Cumhuriyetin büyütemediği kızlar onlar. Saçları annelerinin göğsünde muska olan kızlar. Seksen yaşında da olsa dönüşe ait bir işaret, göğüste taşınan bir tutam saç. Ya dönerlerse bir gün. Allah'tan umut kesilmez...
'Ölürsem bir gün, şu toprağı serpin yüzüme. Hasretim dinmez ya dinmiş sayın...'
Siyah vagonlar batıya doğru giderken masumiyeti de çaldılar doğadan. Doğanın hakkı, dağların ve ormanın hakkı yüreklerde acıydı. 'Ne yapayım, daha çocuğum, küçüğüm, kendimi öldürsem kurtulur muydum?'
Bugün seksen yaşında, geçmişi anlatırken aklı çatılarda kalan o küçük kız. Ev içlerine sığmayıp ölümü düşünen, hiç büyümemiş küçük bir kız. Geçmişin çağrısı hâlâ taze. Uyku bir yüzyıl sürmüş. Dersim'in kayıp kızları bütün kayıpları hatırlatan hakikatleriyle karşımızdalar. İlk kez konuşuyorlar. Kayıp nedir, bir yerden olmak nedir anlatıyorlar.
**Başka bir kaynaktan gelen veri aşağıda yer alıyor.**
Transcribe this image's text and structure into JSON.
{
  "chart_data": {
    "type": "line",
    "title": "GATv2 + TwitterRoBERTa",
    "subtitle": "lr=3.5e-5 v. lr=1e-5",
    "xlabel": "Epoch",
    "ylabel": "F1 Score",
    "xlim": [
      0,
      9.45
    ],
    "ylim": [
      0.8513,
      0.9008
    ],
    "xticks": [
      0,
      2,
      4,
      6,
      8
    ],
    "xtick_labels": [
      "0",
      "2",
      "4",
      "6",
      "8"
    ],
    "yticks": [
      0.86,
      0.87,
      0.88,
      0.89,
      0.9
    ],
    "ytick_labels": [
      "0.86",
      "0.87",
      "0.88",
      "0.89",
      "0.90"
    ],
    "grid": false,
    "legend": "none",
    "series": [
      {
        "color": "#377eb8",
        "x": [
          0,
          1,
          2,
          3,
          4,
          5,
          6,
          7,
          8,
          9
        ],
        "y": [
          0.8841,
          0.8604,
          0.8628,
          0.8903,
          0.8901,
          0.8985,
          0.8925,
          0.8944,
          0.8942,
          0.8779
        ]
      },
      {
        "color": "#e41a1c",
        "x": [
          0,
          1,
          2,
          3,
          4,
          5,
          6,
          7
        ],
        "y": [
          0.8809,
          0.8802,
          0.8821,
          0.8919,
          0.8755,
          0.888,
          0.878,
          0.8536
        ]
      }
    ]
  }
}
İnsan bir yerde yaratılmakla, bir tanıklığı üstlenir. Hayatımızın yüküdür o tanıklık. Dersim'in kayıp kızları, silinen geçmişi bir muska gibi yüreklerinde taşımakla, o hak nasıl ödenir gösteriyorlar. Olanı anlatıyorlar. Zulmün tarihini, 'zulüm' demeden anlatmayı başarıyorlar.
Nezahat Gündoğan bir hikâyenin peşinden gitmiş. Saklanan hatıraların kıymetini fark etmiş. Bir tutam saçın geçmişi nasıl çağırdığını, küçük bir hatıranın acıya katlanmak için nasıl güç verdiğini. Kadınların ellerinde tekrarlanan jestler hep toprağa işaret eder. Soyu gösteren bir harita gibi toprağı gösterir.
Dersim'in kayıp kızları artık kayıp değil.Çünkü dağlar var. Dağların terk etmeyen hafızası var. Kalp var zulümden önce. Ve unutmadan çok önce, Allah'ın hükmü, kulun hakkı var. Hakkın dönüp boyunları vurduğu mahşer var ve de. Dersim'in kayıp kızları bir mahşer atlası olan yüz çizgileriyle bize bakıyorlar.
Dehşet görmüş gözler sonuna kadar açık.
Ama kayıp eski kayıp değil. Nezahat Gündoğan ve ekibi, Dersim harekâtı sırasında zorla ailelerinden alınıp yüksek rütbeli asker ailelerine verilen kızların izini sürmekle bir ilke imza atıyor. Üzeri açılmadık öyle çok acı var ki bu topraklarda. Ve acıların yarattığı öyle çok korku. Acının verdiği korkudan bizi ancak ortak bir yas koruyabilir.